Dominic Baglio, senior vice president of default services at Green Tree Servicing, said the industry is making the short sale process harder on itself by requiring too much information and documentation from borrowers.
“Once the borrower goes down the short sale path, they’ve disengaged and they put it all on the real estate agent,” Baglio said. “The industry needs to do a better job of identifying what documents we really need from the borrower.”
Following the remark, Comeau asked the panel why investors of private-label mortgage-backed securities require so much paperwork for short sales, particularly given that most do not pursue deficiency settlements from borrowers who short sale. Noting that many short sale policies haven’t been revised since the housing crisis, “it’s because it’s what we’ve always asked for,” Gerling responded.
Another short sale challenge, Comeau said, is that many borrowers don’t do enough ahead of getting a prospective buyer, making it more difficult for servicers to approve a short sale transaction.
“Less than 5% of short sales are done proactively, where all the paperwork is in place in advance and you really can respond within 24 hours,” he said. “In the reactive process, that’s what’s taking all the time and that’s where we need to get better on that.”
When servicers adopt new loss mitigation efforts, like increasing short sales or responding to new program guidelines, adding technology to assist can be difficult, particularly under tight time constraints. Manual processes create opportunity for human error and require extra training, Baglio said.
“If you have people entering in information in a spreadsheet, that can be problematic,” he said. “You have to adapt and change quickly.”
Baglio added that regulators and investors should work more closely with servicers to establish reasonable timelines for new requirements.
“The industry needs to have a say in how long it takes to implement the technology and get everything in place before adopting a new policy,” he said. “It’s much easier to sit back and create the idea, but the implementation and sustainability of it is what’s really hard.”
Luckhaupt expressed the same concerns. “It’s a challenge for any platform to keep up because it’s rapidly changing. We have to do a lot of manual workarounds and manual work, so you have the risk of making errors,” she said. “You can’t build things fast enough to meet the tight timelines for some of the things we’re having to adopt.”
Another critical issue is ensuring data accuracy and integrity, both to streamline processes and provide audit trails of loss mitigation efforts.
“You can have everybody doing what they’re supposed to be doing, but unless you have the technology in place to prove that you’re doing what you’re supposed to be doing, you don’t have the data to prove that what you’re doing is right,” Comeau said.
Servicers with myriad disparate systems are finding that they need to implement single data repositories to store the data and generate reports on it. “That way if you make a change to a system, you don’t have to worry about the data,” Baglio said.
Luckhaupt agreed that her organization has found that a single repository for data is the most successful strategy for the servicer’s multiple systems.
“The best bet to try to survive is to dump the data all in one place and sort through it,” she said.
Still, even with the best technology, there will always been a human element to loss mitigation.
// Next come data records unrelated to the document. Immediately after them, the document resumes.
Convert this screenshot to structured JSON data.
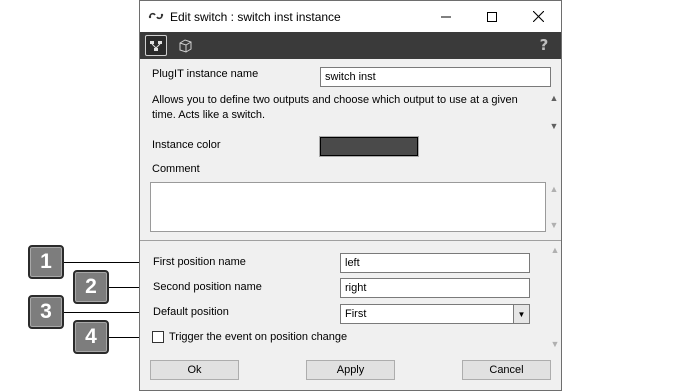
{
  "window": {
    "title": "Edit switch : switch inst instance",
    "help_glyph": "?"
  },
  "form": {
    "instance_name_label": "PlugIT instance name",
    "instance_name_value": "switch inst",
    "description": "Allows you to define two outputs and choose which output to use at a given time. Acts like a switch.",
    "instance_color_label": "Instance color",
    "instance_color_value": "#4a4a4a",
    "comment_label": "Comment",
    "comment_value": "",
    "first_position_label": "First position name",
    "first_position_value": "left",
    "second_position_label": "Second position name",
    "second_position_value": "right",
    "default_position_label": "Default position",
    "default_position_value": "First",
    "trigger_label": "Trigger the event on position change",
    "trigger_checked": false
  },
  "buttons": {
    "ok": "Ok",
    "apply": "Apply",
    "cancel": "Cancel"
  },
  "callouts": [
    "1",
    "2",
    "3",
    "4"
  ],
  "icons": {
    "title": "link-icon",
    "toolbar": [
      "diagram-icon",
      "cube-icon"
    ],
    "help": "help-icon"
  }
}
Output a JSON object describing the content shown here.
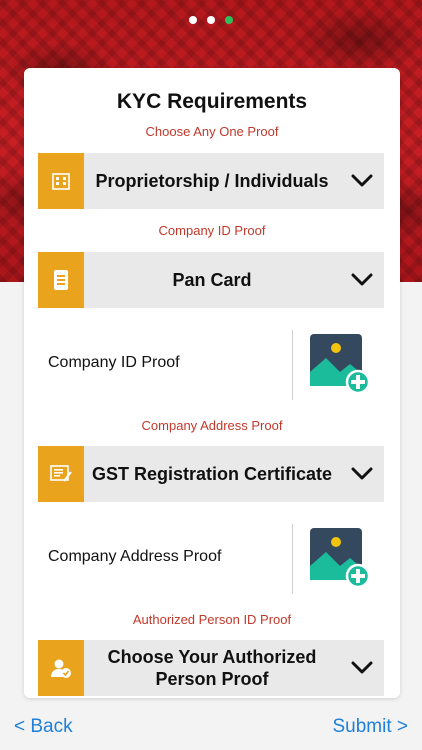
{
  "pager": {
    "count": 3,
    "active_index": 2
  },
  "card": {
    "title": "KYC Requirements",
    "sections": [
      {
        "label": "Choose Any One Proof",
        "dropdown_value": "Proprietorship / Individuals",
        "icon": "building-icon"
      },
      {
        "label": "Company ID Proof",
        "dropdown_value": "Pan Card",
        "icon": "document-icon",
        "upload_label": "Company ID Proof",
        "upload_icon": "add-image-icon"
      },
      {
        "label": "Company Address Proof",
        "dropdown_value": "GST Registration Certificate",
        "icon": "certificate-icon",
        "upload_label": "Company Address Proof",
        "upload_icon": "add-image-icon"
      },
      {
        "label": "Authorized Person ID Proof",
        "dropdown_value": "Choose Your Authorized Person Proof",
        "icon": "verified-person-icon"
      }
    ]
  },
  "footer": {
    "back_label": "< Back",
    "submit_label": "Submit >"
  },
  "colors": {
    "accent_orange": "#e9a31c",
    "label_red": "#c0392b",
    "link_blue": "#1e80d8",
    "pager_active": "#2fbf5c"
  }
}
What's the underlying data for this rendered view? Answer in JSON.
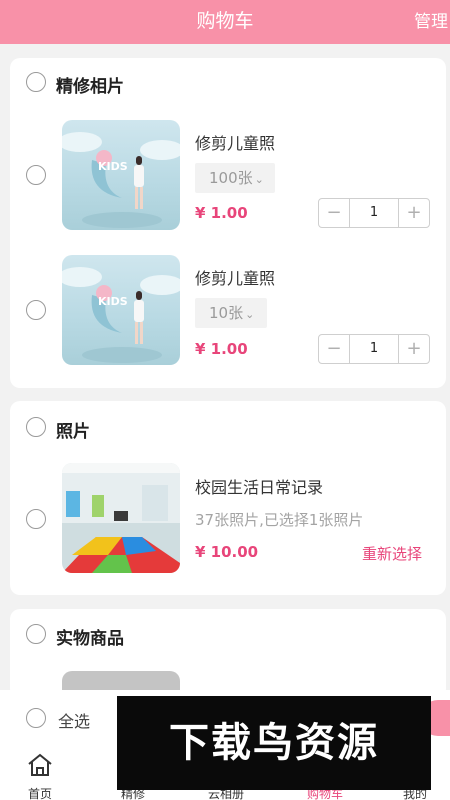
{
  "header": {
    "title": "购物车",
    "manage": "管理"
  },
  "sections": [
    {
      "title": "精修相片",
      "items": [
        {
          "title": "修剪儿童照",
          "spec": "100张",
          "price": "¥ 1.00",
          "qty": "1",
          "thumb_text": "KIDS"
        },
        {
          "title": "修剪儿童照",
          "spec": "10张",
          "price": "¥ 1.00",
          "qty": "1",
          "thumb_text": "KIDS"
        }
      ]
    },
    {
      "title": "照片",
      "items": [
        {
          "title": "校园生活日常记录",
          "subtitle": "37张照片,已选择1张照片",
          "price": "¥ 10.00",
          "action": "重新选择"
        }
      ]
    },
    {
      "title": "实物商品"
    }
  ],
  "bottom": {
    "select_all": "全选",
    "tabs": [
      "首页",
      "精修",
      "云相册",
      "购物车",
      "我的"
    ],
    "active_tab": "购物车"
  },
  "watermark": "下载鸟资源",
  "colors": {
    "accent": "#f891a8",
    "price": "#e8457a"
  }
}
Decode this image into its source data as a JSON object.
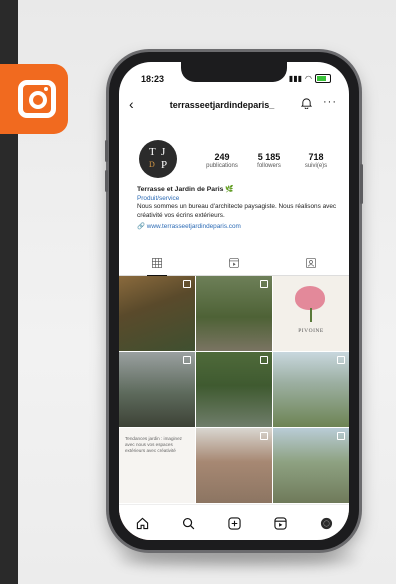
{
  "status": {
    "time": "18:23"
  },
  "profile": {
    "username": "terrasseetjardindeparis_",
    "avatar_letters": [
      "T",
      "J",
      "D",
      "P"
    ],
    "stats": [
      {
        "value": "249",
        "label": "publications"
      },
      {
        "value": "5 185",
        "label": "followers"
      },
      {
        "value": "718",
        "label": "suivi(e)s"
      }
    ],
    "bio": {
      "name": "Terrasse et Jardin de Paris 🌿",
      "category": "Produit/service",
      "description": "Nous sommes un bureau d'architecte paysagiste. Nous réalisons avec créativité vos écrins extérieurs.",
      "link": "www.terrasseetjardindeparis.com"
    }
  },
  "grid": {
    "pivoine_label": "PIVOINE",
    "text_post": "Tendances jardin : imaginez avec nous vos espaces extérieurs avec créativité"
  },
  "colors": {
    "instagram_badge": "#f16a1f",
    "link": "#2c6bb5"
  }
}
At Fifth Third, loss mitigators use technology to predict which loans are in danger of default and field teams meet with borrowers at branch locations face-to-face. The other servicers agreed that managing staff, from tasks as simple as making and answering phone calls, to tasks like SPOC and other regulatory requirements, takes tremendous effort.
“The larger shops can throw human capital at it, but they’re spread out all over the place, so how do you coordinate that?” Gerling said. “You’ll never take the human element out of it entirely…you’re still going to have to talk to the borrower.”